Hatıralar bir film şeridi gibi geçti gözümün önünden
ırmak boyunda. Kâh kaleye ters sırttan çıkışım, kâh sevdiğim zamane insanlarla
çay içişim, kâh gülüp eğlendiğim mekânlar, kimi acı hatıralar. Medresede
kimsenin çıkamadığı yerden bir vakit dışarı çıkıp geldiğim o zamanlar,
ortasındaki havuzda yüzdürdüğüm kavunlar, karpuzlar, suyuyla oynayıp temizleme
bahanesiyle girdiğimiz ama sonu eğlenceli bir oyuna dönen havuz sefaları. Hiç unutamadığım
esir oyununda kale alışım, soğuk kış günlerinde çay aldığımız içi beni dışı
elimi yakan demir bardaklar. Ramazan günlerinde kuyrukta aldığımız et yemeğinin
soğuk kış aylarında kaleden top atılıncaya kadar donması. Kurbanlarda eve
gitmeyip güle oynaya kestiğimiz, yüzdüğümüz kurbanlar, kasa kasa gelen sebzenin
meyvenin her türlüsünden kilere taşıdığımız o zamanlar. Hatta at arabasıyla
medreseye malzeme pazarın artıklarını getiren adamın gelişi yok mu işte
ağzımdan çıkan hakikat ve eli boş dönen arkadaş. Babamın beni ilk medreseye
bırakışı ve peşinden o 2 ay sonra tekrardan gelinceye kadar her namazda, yorganın
altında, banyoda ağlayışlarım. Çoğu zaman okuduğum Kur’an-ı Kerimimi ıslatan gözyaşlarım…

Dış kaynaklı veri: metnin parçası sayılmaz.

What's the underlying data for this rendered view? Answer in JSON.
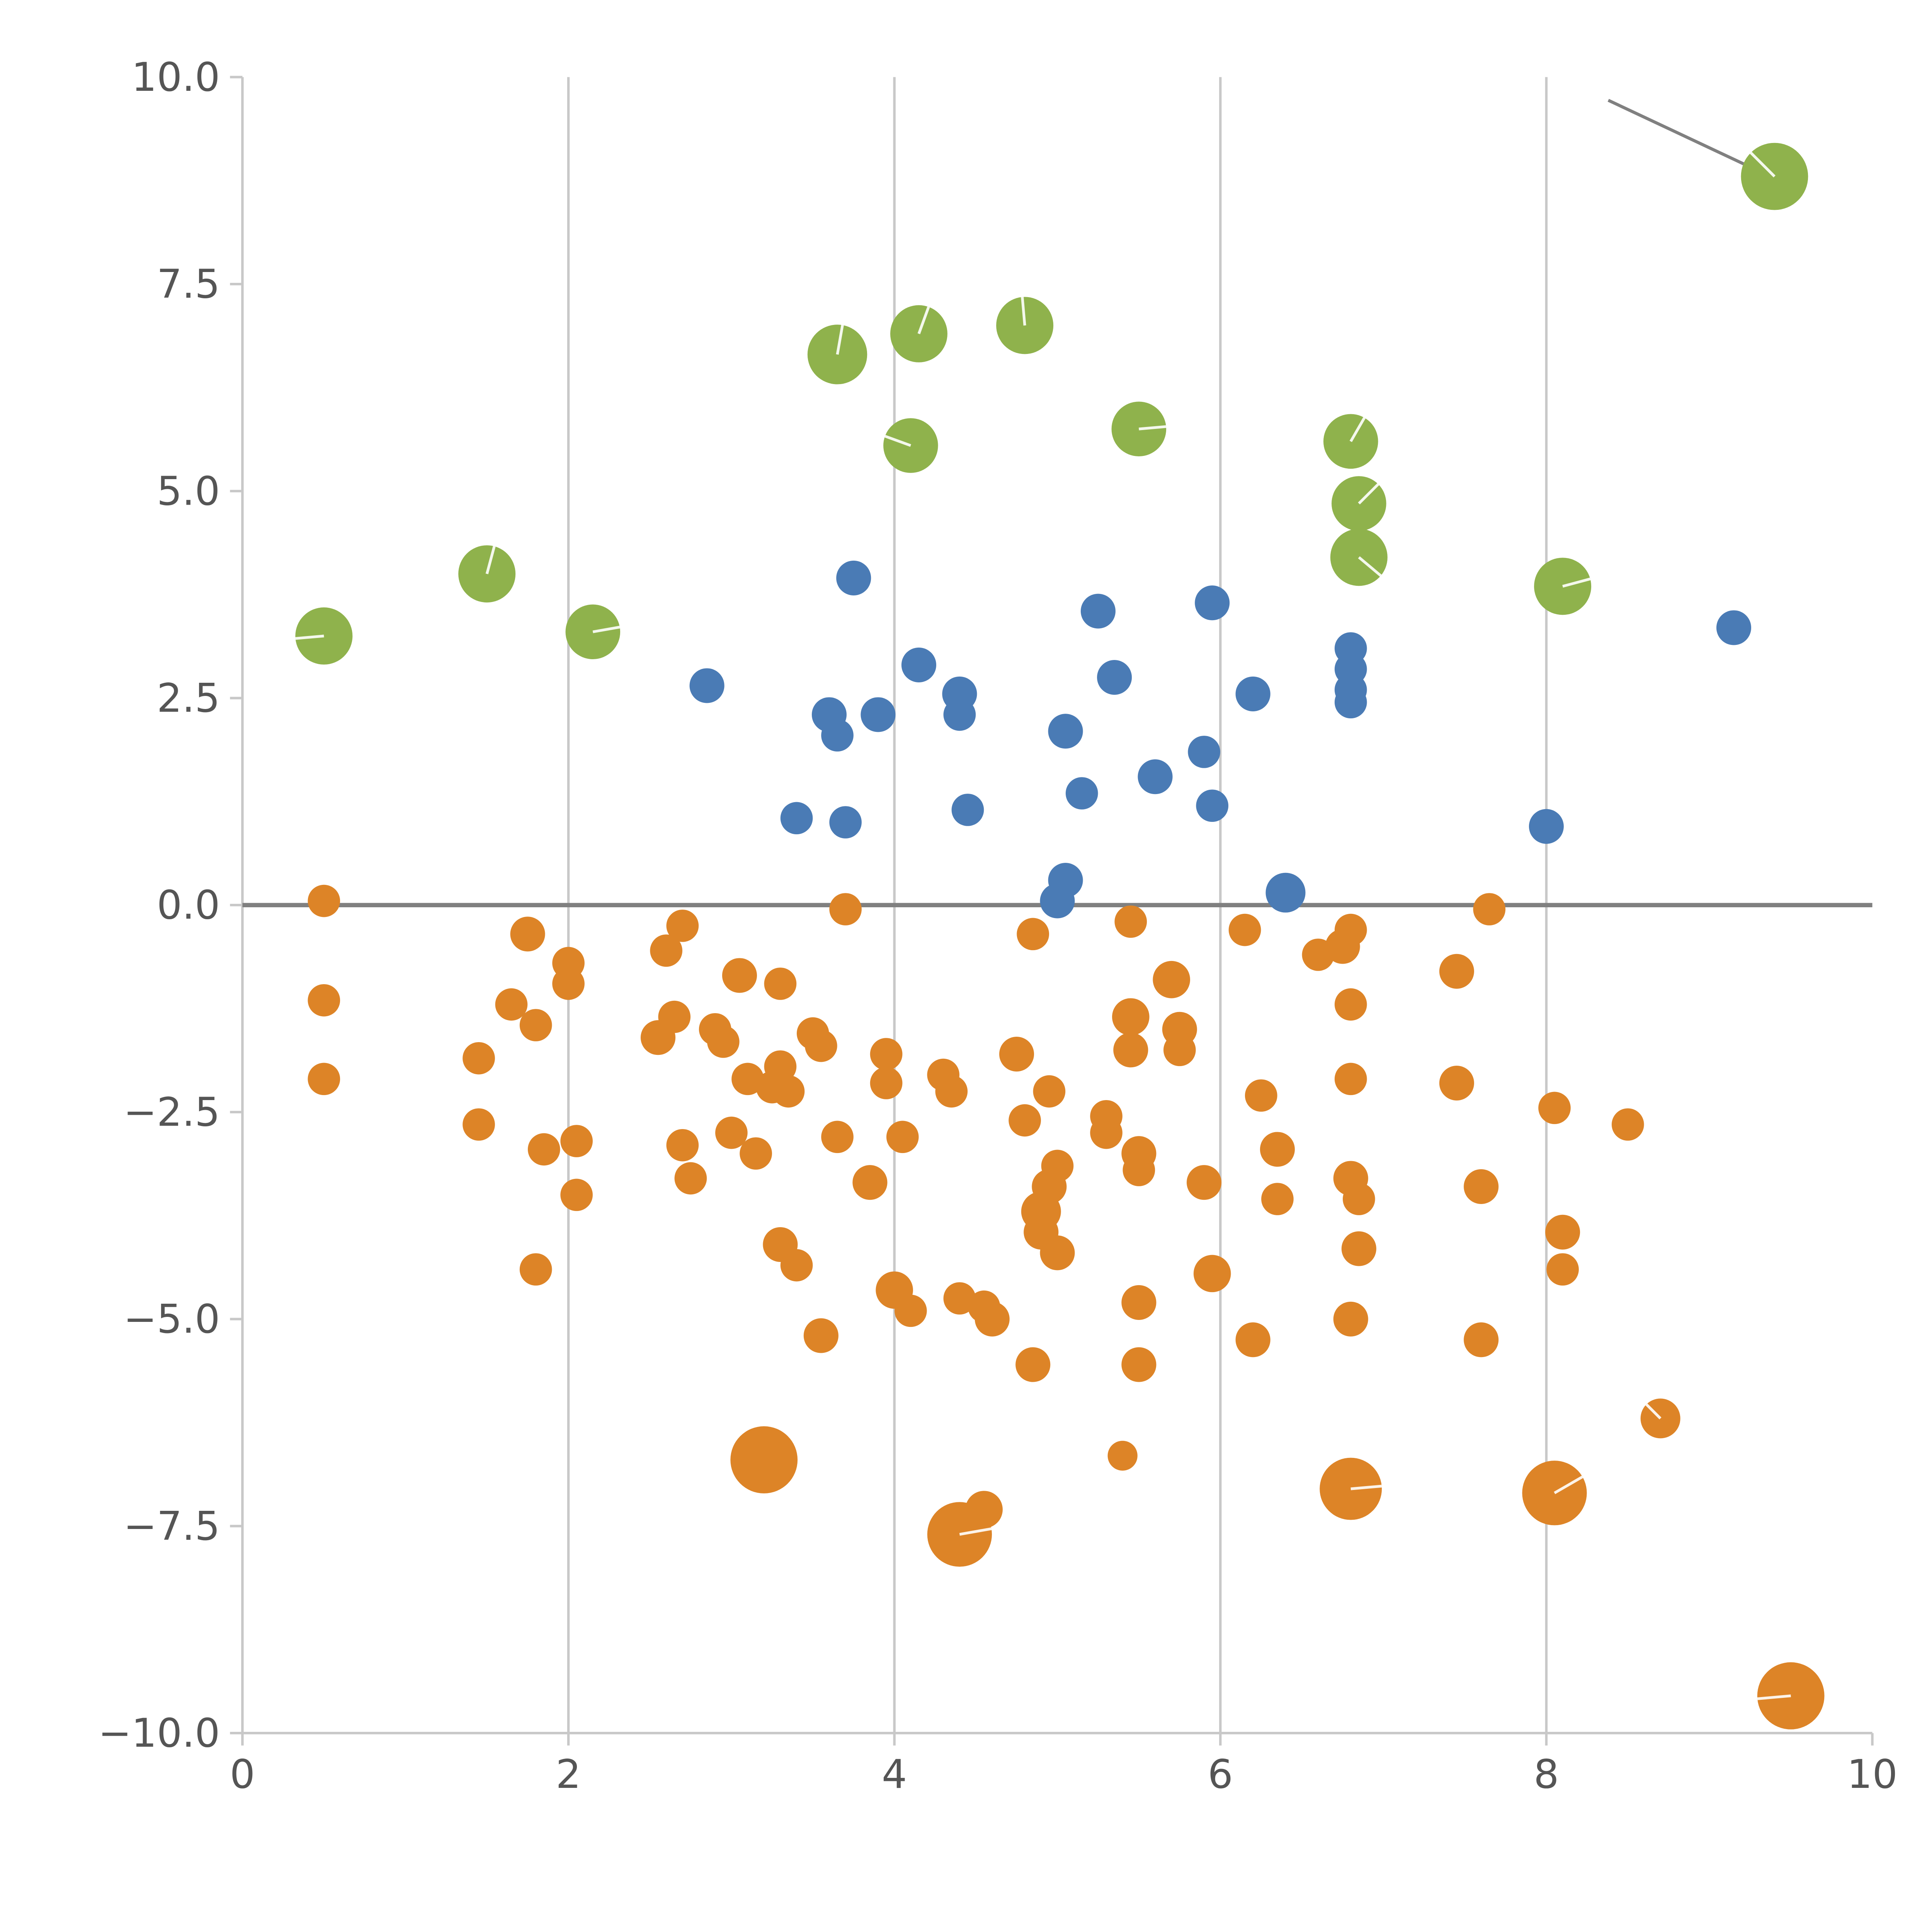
{
  "chart_data": {
    "type": "scatter",
    "title": "",
    "xlabel": "",
    "ylabel": "",
    "xlim": [
      0,
      10
    ],
    "ylim": [
      -10,
      10
    ],
    "grid": "vertical-only",
    "legend": "none",
    "x_ticks": [
      0,
      2,
      4,
      6,
      8,
      10
    ],
    "x_tick_labels": [
      "0",
      "2",
      "4",
      "6",
      "8",
      "10"
    ],
    "y_ticks": [
      -10,
      -7.5,
      -5,
      -2.5,
      0,
      2.5,
      5,
      7.5,
      10
    ],
    "y_tick_labels": [
      "−10.0",
      "−7.5",
      "−5.0",
      "−2.5",
      "0.0",
      "2.5",
      "5.0",
      "7.5",
      "10.0"
    ],
    "x_gridlines": [
      2,
      4,
      6,
      8
    ],
    "zero_line_y": 0,
    "annotation_line": {
      "x1": 8.38,
      "y1": 9.72,
      "x2": 9.32,
      "y2": 8.85
    },
    "colors": {
      "green": "#8fb24c",
      "blue": "#4a7bb5",
      "orange": "#dd8427",
      "grid": "#c8c8c8",
      "spine": "#c8c8c8",
      "zero_line": "#808080",
      "annotation": "#808080",
      "axis_text": "#555555",
      "bubble_tick": "#ffffff",
      "background": "#ffffff"
    },
    "point_format": [
      "x",
      "y",
      "radius_px",
      "white_tick_angle_deg(optional)"
    ],
    "series": [
      {
        "name": "green-bubbles",
        "color_key": "green",
        "points": [
          [
            0.5,
            3.25,
            23,
            185
          ],
          [
            1.5,
            4.0,
            23,
            75
          ],
          [
            2.15,
            3.3,
            22,
            10
          ],
          [
            3.65,
            6.65,
            24,
            80
          ],
          [
            4.15,
            6.9,
            23,
            70
          ],
          [
            4.1,
            5.55,
            22,
            160
          ],
          [
            4.8,
            7.0,
            23,
            95
          ],
          [
            5.5,
            5.75,
            22,
            5
          ],
          [
            6.8,
            5.6,
            22,
            60
          ],
          [
            6.85,
            4.85,
            22,
            45
          ],
          [
            6.85,
            4.2,
            23,
            -40
          ],
          [
            8.1,
            3.85,
            23,
            15
          ],
          [
            9.4,
            8.8,
            27,
            135
          ]
        ]
      },
      {
        "name": "blue-dots",
        "color_key": "blue",
        "points": [
          [
            2.85,
            2.65,
            14
          ],
          [
            3.4,
            1.05,
            13
          ],
          [
            3.6,
            2.3,
            14
          ],
          [
            3.65,
            2.05,
            13
          ],
          [
            3.7,
            1.0,
            13
          ],
          [
            3.75,
            3.95,
            14
          ],
          [
            3.9,
            2.3,
            14
          ],
          [
            4.15,
            2.9,
            14
          ],
          [
            4.4,
            2.55,
            14
          ],
          [
            4.4,
            2.3,
            13
          ],
          [
            4.45,
            1.15,
            13
          ],
          [
            5.0,
            0.05,
            14
          ],
          [
            5.05,
            0.3,
            14
          ],
          [
            5.05,
            2.1,
            14
          ],
          [
            5.15,
            1.35,
            13
          ],
          [
            5.25,
            3.55,
            14
          ],
          [
            5.35,
            2.75,
            14
          ],
          [
            5.6,
            1.55,
            14
          ],
          [
            5.9,
            1.85,
            13
          ],
          [
            5.95,
            3.65,
            14
          ],
          [
            5.95,
            1.2,
            13
          ],
          [
            6.2,
            2.55,
            14
          ],
          [
            6.4,
            0.15,
            16
          ],
          [
            6.8,
            3.1,
            13
          ],
          [
            6.8,
            2.85,
            13
          ],
          [
            6.8,
            2.6,
            13
          ],
          [
            6.8,
            2.45,
            13
          ],
          [
            8.0,
            0.95,
            14
          ],
          [
            9.15,
            3.35,
            14
          ]
        ]
      },
      {
        "name": "orange-dots",
        "color_key": "orange",
        "points": [
          [
            0.5,
            0.05,
            13
          ],
          [
            0.5,
            -1.15,
            13
          ],
          [
            0.5,
            -2.1,
            13
          ],
          [
            1.45,
            -1.85,
            13
          ],
          [
            1.45,
            -2.65,
            13
          ],
          [
            1.65,
            -1.2,
            13
          ],
          [
            1.75,
            -0.35,
            14
          ],
          [
            1.8,
            -1.45,
            13
          ],
          [
            1.85,
            -2.95,
            13
          ],
          [
            1.8,
            -4.4,
            13
          ],
          [
            2.0,
            -0.7,
            13
          ],
          [
            2.0,
            -0.95,
            13
          ],
          [
            2.05,
            -2.85,
            13
          ],
          [
            2.05,
            -3.5,
            13
          ],
          [
            2.55,
            -1.6,
            14
          ],
          [
            2.6,
            -0.55,
            13
          ],
          [
            2.65,
            -1.35,
            13
          ],
          [
            2.7,
            -0.25,
            13
          ],
          [
            2.7,
            -2.9,
            13
          ],
          [
            2.75,
            -3.3,
            13
          ],
          [
            2.9,
            -1.5,
            13
          ],
          [
            2.95,
            -1.65,
            13
          ],
          [
            3.0,
            -2.75,
            13
          ],
          [
            3.05,
            -0.85,
            14
          ],
          [
            3.1,
            -2.1,
            13
          ],
          [
            3.15,
            -3.0,
            13
          ],
          [
            3.25,
            -2.2,
            13
          ],
          [
            3.3,
            -0.95,
            13
          ],
          [
            3.3,
            -1.95,
            13
          ],
          [
            3.3,
            -4.1,
            14
          ],
          [
            3.35,
            -2.25,
            13
          ],
          [
            3.4,
            -4.35,
            13
          ],
          [
            3.2,
            -6.7,
            27
          ],
          [
            3.5,
            -1.55,
            13
          ],
          [
            3.55,
            -1.7,
            13
          ],
          [
            3.55,
            -5.2,
            14
          ],
          [
            3.65,
            -2.8,
            13
          ],
          [
            3.7,
            -0.05,
            13
          ],
          [
            3.85,
            -3.35,
            14
          ],
          [
            3.95,
            -1.8,
            13
          ],
          [
            3.95,
            -2.15,
            13
          ],
          [
            4.0,
            -4.65,
            15
          ],
          [
            4.05,
            -2.8,
            13
          ],
          [
            4.1,
            -4.9,
            13
          ],
          [
            4.3,
            -2.05,
            13
          ],
          [
            4.35,
            -2.25,
            13
          ],
          [
            4.4,
            -4.75,
            13
          ],
          [
            4.4,
            -7.6,
            26,
            10
          ],
          [
            4.55,
            -7.3,
            15
          ],
          [
            4.6,
            -5.0,
            14
          ],
          [
            4.55,
            -4.85,
            13
          ],
          [
            4.75,
            -1.8,
            14
          ],
          [
            4.8,
            -2.6,
            13
          ],
          [
            4.85,
            -5.55,
            14
          ],
          [
            4.85,
            -0.35,
            13
          ],
          [
            4.9,
            -3.7,
            16
          ],
          [
            4.9,
            -3.95,
            14
          ],
          [
            4.95,
            -3.4,
            14
          ],
          [
            5.0,
            -3.15,
            13
          ],
          [
            5.0,
            -4.2,
            14
          ],
          [
            4.95,
            -2.25,
            13
          ],
          [
            5.3,
            -2.55,
            13
          ],
          [
            5.3,
            -2.75,
            13
          ],
          [
            5.45,
            -0.2,
            13
          ],
          [
            5.45,
            -1.35,
            15
          ],
          [
            5.45,
            -1.75,
            14
          ],
          [
            5.5,
            -3.0,
            14
          ],
          [
            5.5,
            -3.2,
            13
          ],
          [
            5.5,
            -4.8,
            14
          ],
          [
            5.5,
            -5.55,
            14
          ],
          [
            5.4,
            -6.65,
            12
          ],
          [
            5.7,
            -0.9,
            15
          ],
          [
            5.75,
            -1.5,
            14
          ],
          [
            5.75,
            -1.75,
            13
          ],
          [
            5.9,
            -3.35,
            14
          ],
          [
            5.95,
            -4.45,
            15
          ],
          [
            6.15,
            -0.3,
            13
          ],
          [
            6.2,
            -5.25,
            14
          ],
          [
            6.25,
            -2.3,
            13
          ],
          [
            6.35,
            -2.95,
            14
          ],
          [
            6.35,
            -3.55,
            13
          ],
          [
            6.6,
            -0.6,
            13
          ],
          [
            6.75,
            -0.5,
            14
          ],
          [
            6.8,
            -0.3,
            13
          ],
          [
            6.8,
            -1.2,
            13
          ],
          [
            6.8,
            -2.1,
            13
          ],
          [
            6.8,
            -3.3,
            14
          ],
          [
            6.85,
            -3.55,
            13
          ],
          [
            6.85,
            -4.15,
            14
          ],
          [
            6.8,
            -5.0,
            14
          ],
          [
            6.8,
            -7.05,
            25,
            5
          ],
          [
            7.45,
            -0.8,
            14
          ],
          [
            7.45,
            -2.15,
            14
          ],
          [
            7.6,
            -3.4,
            14
          ],
          [
            7.6,
            -5.25,
            14
          ],
          [
            7.65,
            -0.05,
            13
          ],
          [
            8.05,
            -2.45,
            13
          ],
          [
            8.1,
            -3.95,
            14
          ],
          [
            8.1,
            -4.4,
            13
          ],
          [
            8.05,
            -7.1,
            26,
            30
          ],
          [
            8.5,
            -2.65,
            13
          ],
          [
            8.7,
            -6.2,
            16,
            135
          ],
          [
            9.5,
            -9.55,
            27,
            185
          ]
        ]
      }
    ]
  }
}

Belki hatırlayıp yazabildiğimiz bunlar, yazamadıklarımız içimizde kalbimizin
derinlilerinde, köşede bir yerde hep kan ağlar…

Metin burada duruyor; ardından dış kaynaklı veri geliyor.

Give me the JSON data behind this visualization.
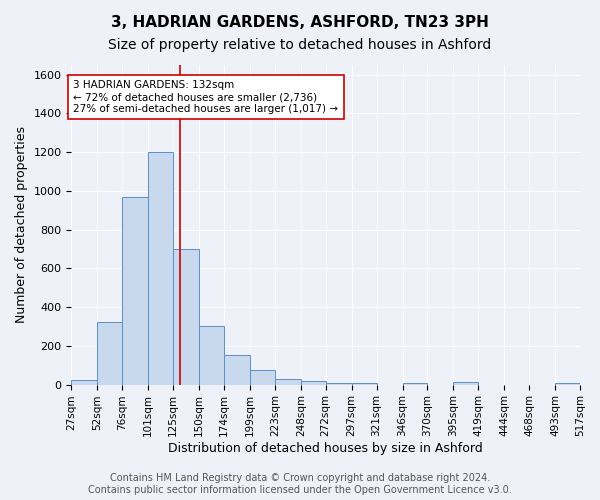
{
  "title_line1": "3, HADRIAN GARDENS, ASHFORD, TN23 3PH",
  "title_line2": "Size of property relative to detached houses in Ashford",
  "xlabel": "Distribution of detached houses by size in Ashford",
  "ylabel": "Number of detached properties",
  "bar_edges": [
    27,
    52,
    76,
    101,
    125,
    150,
    174,
    199,
    223,
    248,
    272,
    297,
    321,
    346,
    370,
    395,
    419,
    444,
    468,
    493,
    517
  ],
  "bar_heights": [
    25,
    325,
    970,
    1200,
    700,
    305,
    155,
    75,
    30,
    20,
    10,
    10,
    0,
    10,
    0,
    15,
    0,
    0,
    0,
    10
  ],
  "bar_color": "#c8d9ee",
  "bar_edge_color": "#5b8fc9",
  "bg_color": "#eef2f8",
  "grid_color": "#ffffff",
  "property_line_x": 132,
  "property_line_color": "#cc0000",
  "annotation_text": "3 HADRIAN GARDENS: 132sqm\n← 72% of detached houses are smaller (2,736)\n27% of semi-detached houses are larger (1,017) →",
  "annotation_box_color": "#ffffff",
  "annotation_border_color": "#cc0000",
  "ylim": [
    0,
    1650
  ],
  "yticks": [
    0,
    200,
    400,
    600,
    800,
    1000,
    1200,
    1400,
    1600
  ],
  "tick_labels": [
    "27sqm",
    "52sqm",
    "76sqm",
    "101sqm",
    "125sqm",
    "150sqm",
    "174sqm",
    "199sqm",
    "223sqm",
    "248sqm",
    "272sqm",
    "297sqm",
    "321sqm",
    "346sqm",
    "370sqm",
    "395sqm",
    "419sqm",
    "444sqm",
    "468sqm",
    "493sqm",
    "517sqm"
  ],
  "footer_text": "Contains HM Land Registry data © Crown copyright and database right 2024.\nContains public sector information licensed under the Open Government Licence v3.0.",
  "title_fontsize": 11,
  "subtitle_fontsize": 10,
  "axis_label_fontsize": 9,
  "tick_fontsize": 7.5,
  "footer_fontsize": 7
}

Herkes bir şeyleri hatırlar yaşadıklarına dair. Hatıralardan,
dinlemediğim hoca nasihatleridir en çok içimi yakan. Kim bilir kimler duymuştur
bir bir gerçekleşişini seyrederken kalbinde buram buram acı tütsülerinin
kokusunu, dinlemediği nasihatlerin. Kim bilir kimler şimdi özlemini çeker bir
hocam nasihat edişini ve kim bilir hangi hocalar şahittir nasihat ederken bıyık
altından gülüşlere. O kıymetli insanlardan biri yine söyledi söyleyeceğini, “
sadrı kelam hadis gibidir, onlar ki yaşana yaşana, tecrübe edile edile artık
doğruluğu ispatlanmış gerçeklerdir.” Tıpkı bir merdiven basamakları gibidir,
kırığı, çıkığı, çürüğü ayıklanmış, tecrübelerle dolu yaşlı hayatlar. Ağızdan çıkan
her söz hayatlarının bir safhasında karşılık bulmuş hakikatler.

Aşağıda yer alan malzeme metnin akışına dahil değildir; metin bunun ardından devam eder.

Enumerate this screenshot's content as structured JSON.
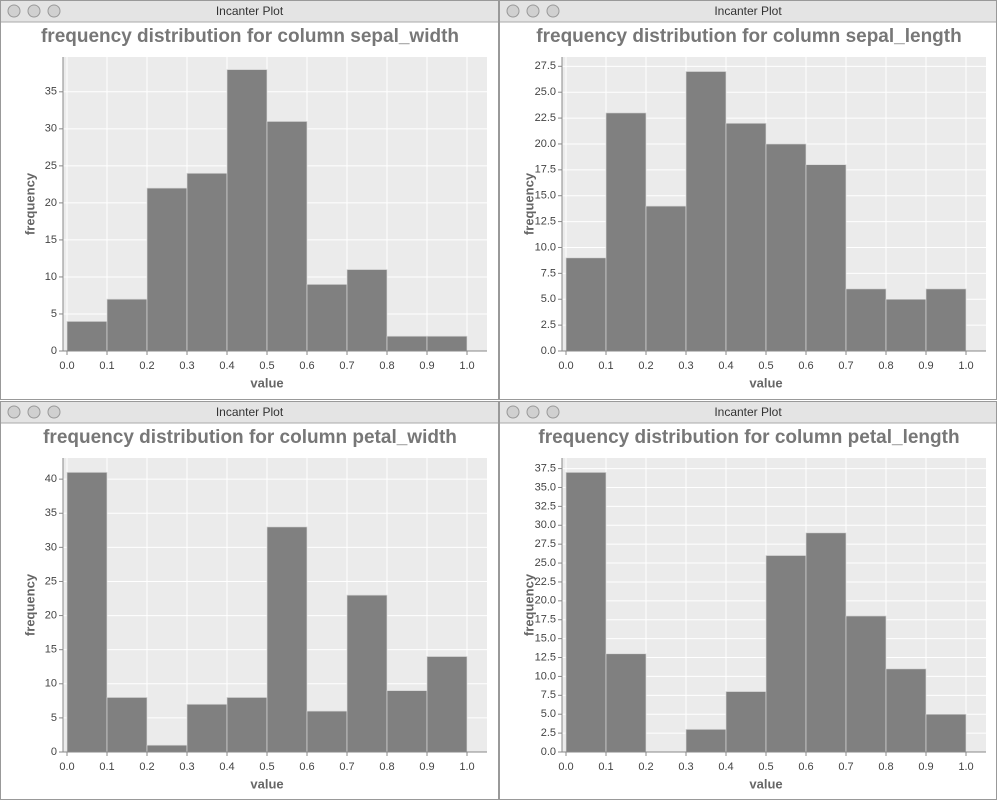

Tatlı bir muhabbet şimdi her hatırladığım anı. Kimisi
içimi kemirse, kimisi karşıma çıktığı yerde bir deprem gibi beni titretse ve
kimi beni alıp çok uzak diyarlara, zamanlara alıp götürse de.
Hatıralarınızın her daim hayatınızda tatlı rüzgârlar estirmesi
temennisi ile sağlıcakla kalın dostlar.